‘Teenage Kicks’ wouldn’t have been recorded without the Credit Union. It’s hard to imagine Derry without the Undertones. Today Derry is a very different place to the Derry of the mid-1970s when the band formed but, for this visitor, Derry and The Undertones still go together. And it wouldn’t have happened without a £400 loan from the very credit union that John Hume set up in 1960 – the first ever in Ireland.
Looking out from the city walls over the Peace Bridge towards the Waterside, the Foyle flat and translucent in the crisp morning sun, the city looks photoshop pretty. This is a 21st Century Facebook Derry, basking in the final moments of the Year of Culture – miles away from the black-and-white, rented television Derry of my childhood.
Back then, Derry was a failed place where unfortunate “keyholders” were advised by UTV newsflashes to return to their premises; but it also had the unambiguous success of a few young lads from the Bogside on ‘Top of the Pops’, singing about teenage promise, some bloke called ‘Jimmy Jimmy’, the excitement of the summer and know-all cousins who “flicked the kick” at Subutteo.

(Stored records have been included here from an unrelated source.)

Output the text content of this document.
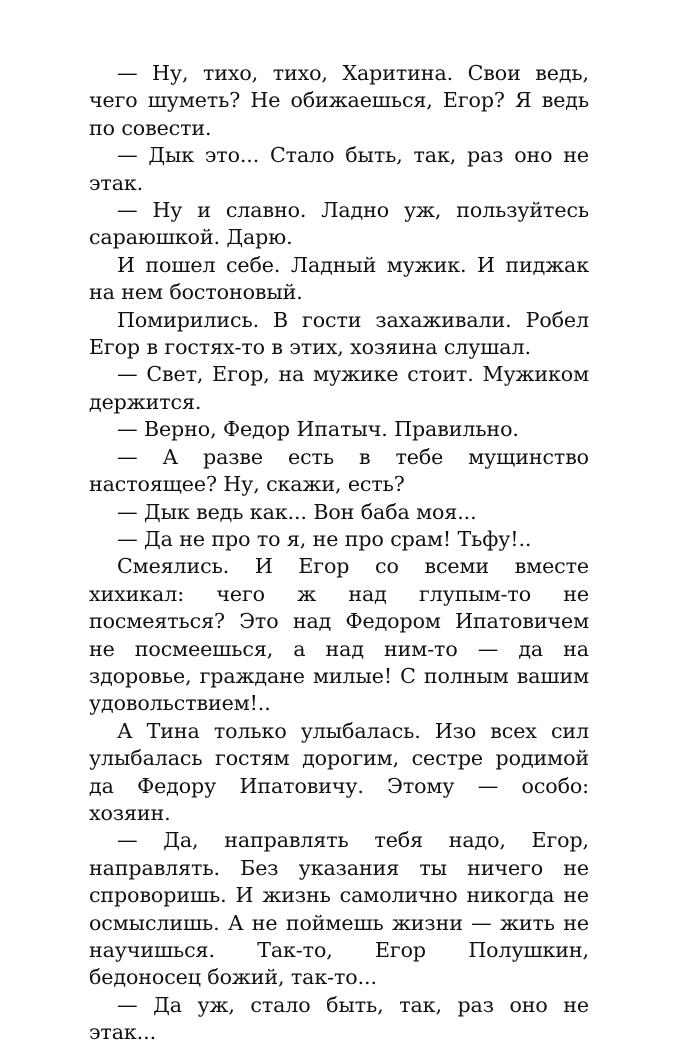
— Ну, тихо, тихо, Харитина. Свои ведь, чего шуметь? Не обижаешься, Егор? Я ведь по совести.

— Дык это... Стало быть, так, раз оно не этак.

— Ну и славно. Ладно уж, пользуйтесь сараюшкой. Дарю.

И пошел себе. Ладный мужик. И пиджак на нем бостоновый.

Помирились. В гости захаживали. Робел Егор в гостях-то в этих, хозяина слушал.

— Свет, Егор, на мужике стоит. Мужиком держится.

— Верно, Федор Ипатыч. Правильно.

— А разве есть в тебе мущинство настоящее? Ну, скажи, есть?

— Дык ведь как... Вон баба моя...

— Да не про то я, не про срам! Тьфу!..

Смеялись. И Егор со всеми вместе хихикал: чего ж над глупым-то не посмеяться? Это над Федором Ипатовичем не посмеешься, а над ним-то — да на здоровье, граждане милые! С полным вашим удовольствием!..

А Тина только улыбалась. Изо всех сил улыбалась гостям дорогим, сестре родимой да Федору Ипатовичу. Этому — особо: хозяин.

— Да, направлять тебя надо, Егор, направлять. Без указания ты ничего не спроворишь. И жизнь самолично никогда не осмыслишь. А не поймешь жизни — жить не научишься. Так-то, Егор Полушкин, бедоносец божий, так-то...

— Да уж, стало быть, так, раз оно не этак...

Today the place is rebuilt. The glass and chrome of the property boom and massive investment have replaced the steel bars of the Troubles. Sandinos bar and cafe beside the bus station serves Latin American coffee underneath a large print of Che Guevara, wedged between the clenched fists of the Black Panthers’ flags on either side of printed messages from Nicaragua’s Sandinista movement. Derry is still different – half student revolutionary, half property developer.
But one constant has been the Derry Credit Union, founded by John Hume who saw that the rationing of credit was like the rationing of public housing. Those who owned credit determined who got credit and thus ruled the country. The local bank managers were Protestant, lending to Protestants and excluding the Catholic majority of the city. Hume understood that credit was a civil rights issue and the Derry Credit Union was much more than a proxy bank; it was a fundamental part of the civil rights movement.

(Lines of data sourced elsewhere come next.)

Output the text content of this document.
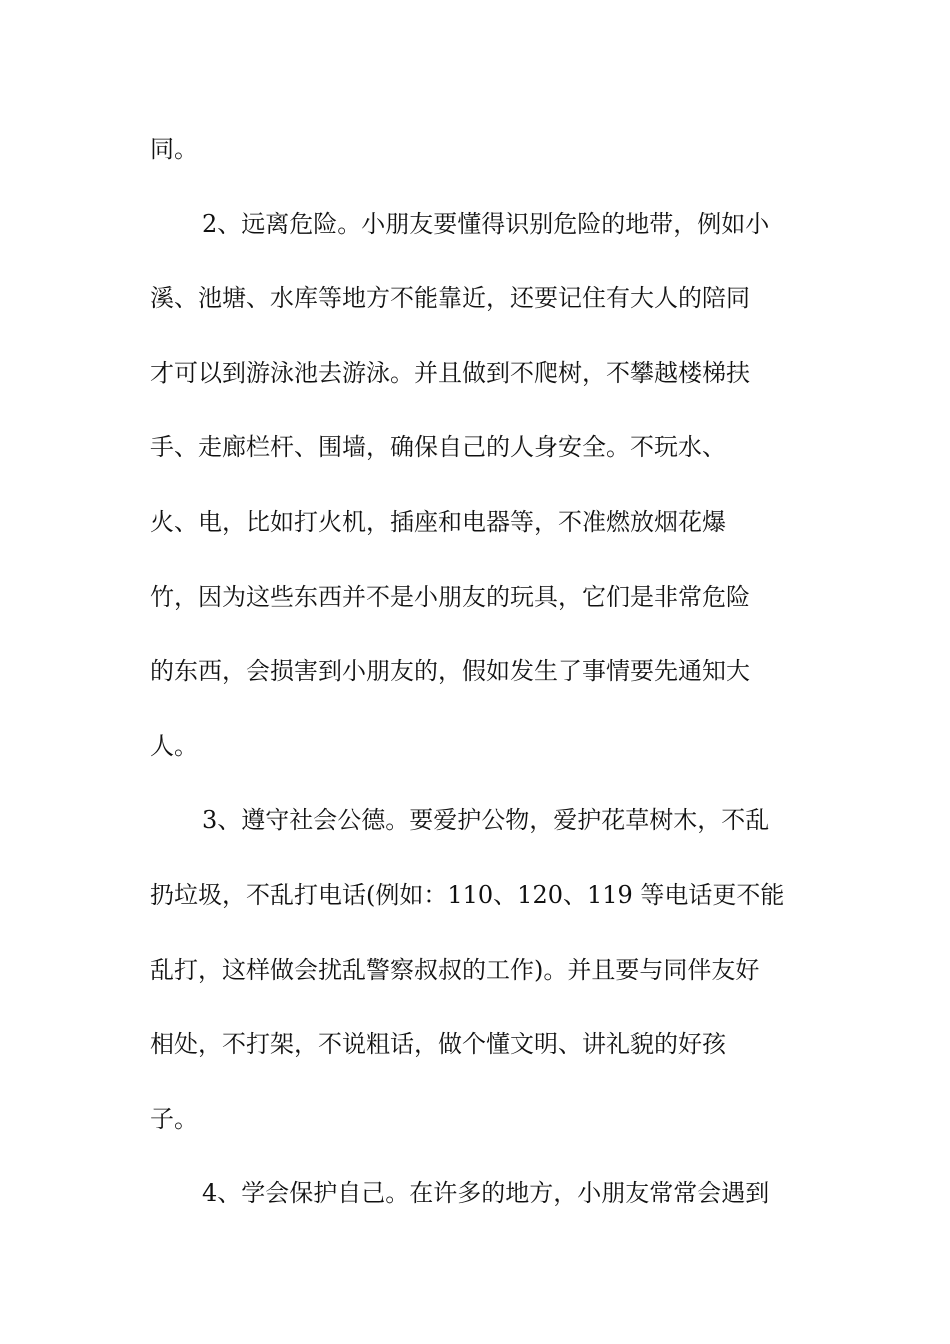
同。
2、远离危险。小朋友要懂得识别危险的地带，例如小
溪、池塘、水库等地方不能靠近，还要记住有大人的陪同
才可以到游泳池去游泳。并且做到不爬树，不攀越楼梯扶
手、走廊栏杆、围墙，确保自己的人身安全。不玩水、
火、电，比如打火机，插座和电器等，不准燃放烟花爆
竹，因为这些东西并不是小朋友的玩具，它们是非常危险
的东西，会损害到小朋友的，假如发生了事情要先通知大
人。
3、遵守社会公德。要爱护公物，爱护花草树木，不乱
扔垃圾，不乱打电话(例如：110、120、119 等电话更不能
乱打，这样做会扰乱警察叔叔的工作)。并且要与同伴友好
相处，不打架，不说粗话，做个懂文明、讲礼貌的好孩
子。
4、学会保护自己。在许多的地方，小朋友常常会遇到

In a recent interview in the ‘Derry Journal’, Billy Doherty, the drummer from The Undertones, explained how the Credit Union was instrumental in supporting them.

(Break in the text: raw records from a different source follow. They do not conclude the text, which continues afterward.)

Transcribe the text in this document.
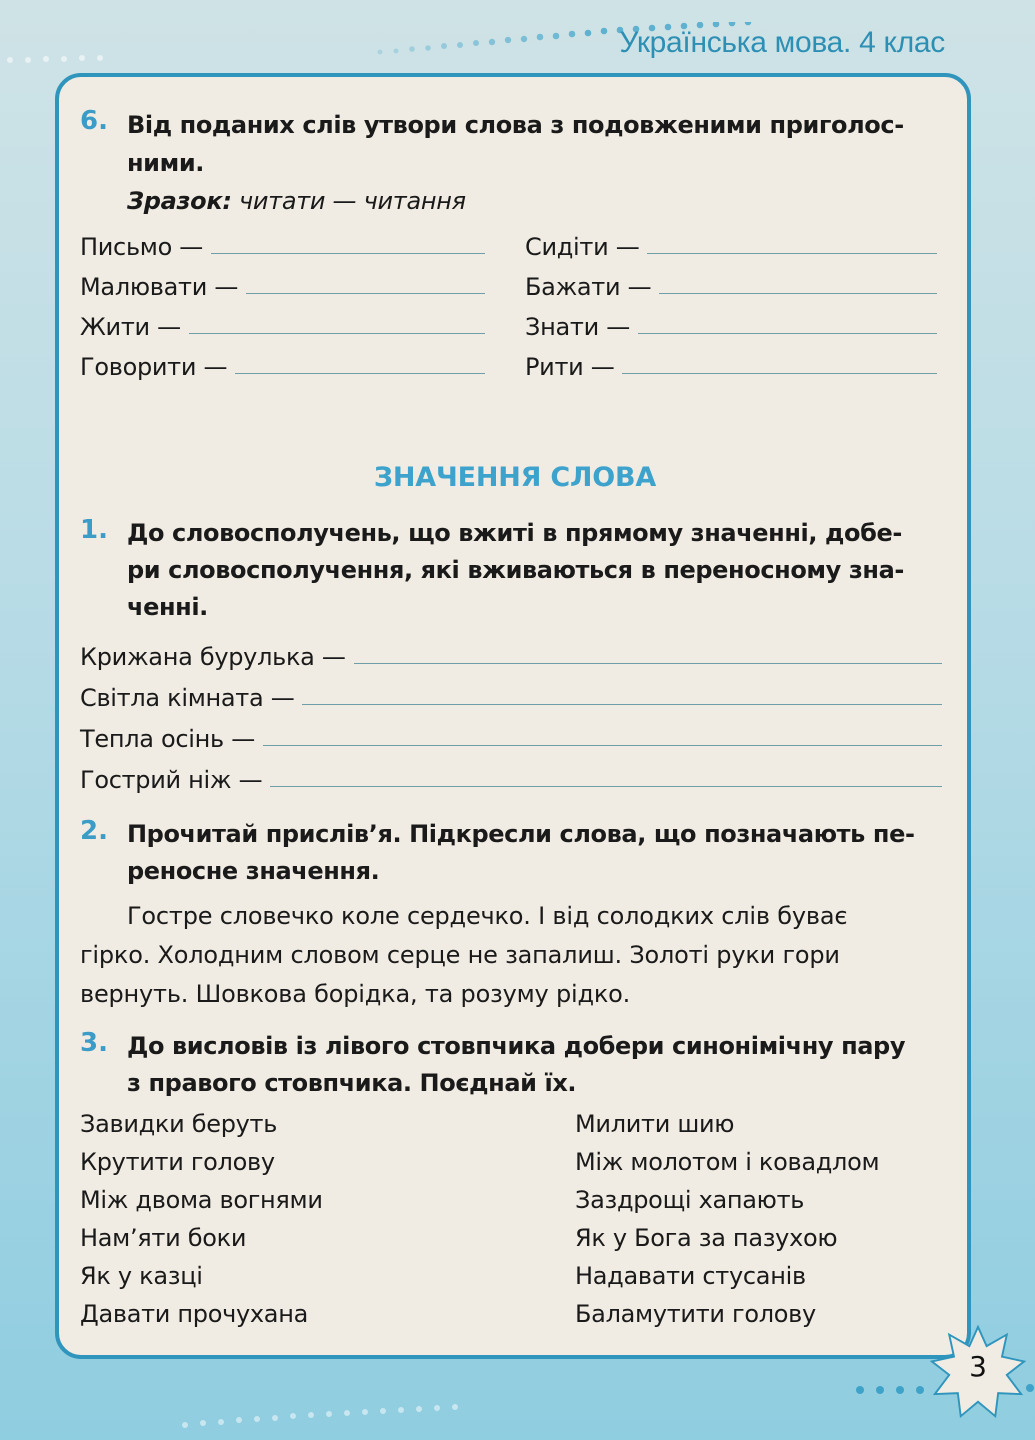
Українська мова. 4 клас
6. Від поданих слів утвори слова з подовженими приголос-
ними.
Зразок: читати — читання
Письмо —
Малювати —
Жити —
Говорити —
Сидіти —
Бажати —
Знати —
Рити —
ЗНАЧЕННЯ СЛОВА
1. До словосполучень, що вжиті в прямому значенні, добе-
ри словосполучення, які вживаються в переносному зна-
ченні.
Крижана бурулька —
Світла кімната —
Тепла осінь —
Гострий ніж —
2. Прочитай прислів’я. Підкресли слова, що позначають пе-
реносне значення.
Гостре словечко коле сердечко. І від солодких слів буває
гірко. Холодним словом серце не запалиш. Золоті руки гори
вернуть. Шовкова борідка, та розуму рідко.
3. До висловів із лівого стовпчика добери синонімічну пару
з правого стовпчика. Поєднай їх.
Завидки беруть
Крутити голову
Між двома вогнями
Нам’яти боки
Як у казці
Давати прочухана
Милити шию
Між молотом і ковадлом
Заздрощі хапають
Як у Бога за пазухою
Надавати стусанів
Баламутити голову
3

“With all up-and-coming bands, one of the most challenging things is how they can afford to buy musical equipment. This was certainly the case for The Undertones. We all came from modest backgrounds, with no easy money about to buy band equipment.
“Thankfully, we had arguably one of the best financial institutions on the planet to depend on, and for us that was Derry Credit Union.
“In 1978, Michael Bradley, our bass player, secured a loan from the credit union to buy me my first brand new professional drum kit.
“We got a loan of £400, and with the money that we earned from our weekly shows in the Casbah, a local venue in Derry, we managed to pay back the loan.
“Like thousands of people from the town we had the help of a local, dependable financial co-operative that supported the community and I’m so grateful for the wonderful service that Derry Credit Union provided.”
This is why the crisis in Irish credit unions is so distressing. Credit unions provided money for people who the banks wouldn’t touch. The credit unions provided small loans to small people, not big loans to big borrowers. This is an essential service – half financial, half social.
Credit, in the right amounts and spent on the right stuff, is crucial. For example, if a family has no access to credit they can’t plan for the future. Take a family that wants their children to go to university but can’t afford the immediate outlay.
Traditionally, without a loan to cover essential costs, this family would have to forego college and their kids would have had to go out and get a job. Then came the credit boom and we now know that the credit unions lent out against property and made the same mistakes as many of the banks. Why did the credit unions follow the banks into excessive lending?
Arguably, the banks were driven by the tyranny of that shallow ideology – shareholder value.
They had share prices, which were linked to short-term profits, determined by bank lending much, much more than what it was taking in on deposits. Remember deposits are liabilities to the banks (things they have to pay out on), while loans are assets (things they get paid for). So the logic of high share prices generated an equivalent high risk because the banks confused high prices for low risk when in fact high prices create high risk. But the credit unions – with no share prices to terrorise them – didn’t have to chase the market. Understanding risk is so crucial to operating any financial operation. The thing about risk is that it is almost always a function of price. When prices are high and everyone wants a piece of the action, the prices tend to go up and up. This means they are driven far above fair value by the effervescence of the herd. Each month’s figures evidencing yet more price rises, attract yet more new money. Over time people confuse higher prices for lower risk when in fact the opposite is the case. The credit unions that are now in trouble didn’t appear to have this risk process inbuilt and they simply mimicked the banks.
More egregiously, it can be contended that they had less reason to do so because due to their co-operative and mutual characteristics, they didn’t have shareholders to worry about.
Now the credit unions will have to rebuild themselves. This will probably involve lots of mergers. It would be a disaster if the regular banks made a move on the weakened credit unions.
The leadership of the credit unions must stand up now, explain their loses and promise their members that credit unions will get back to basics.
Lending and credit are the beginning of a process that can unleash creativity as we saw with The Undertones. We can’t afford to lose the essential lubricant that is the credit unions.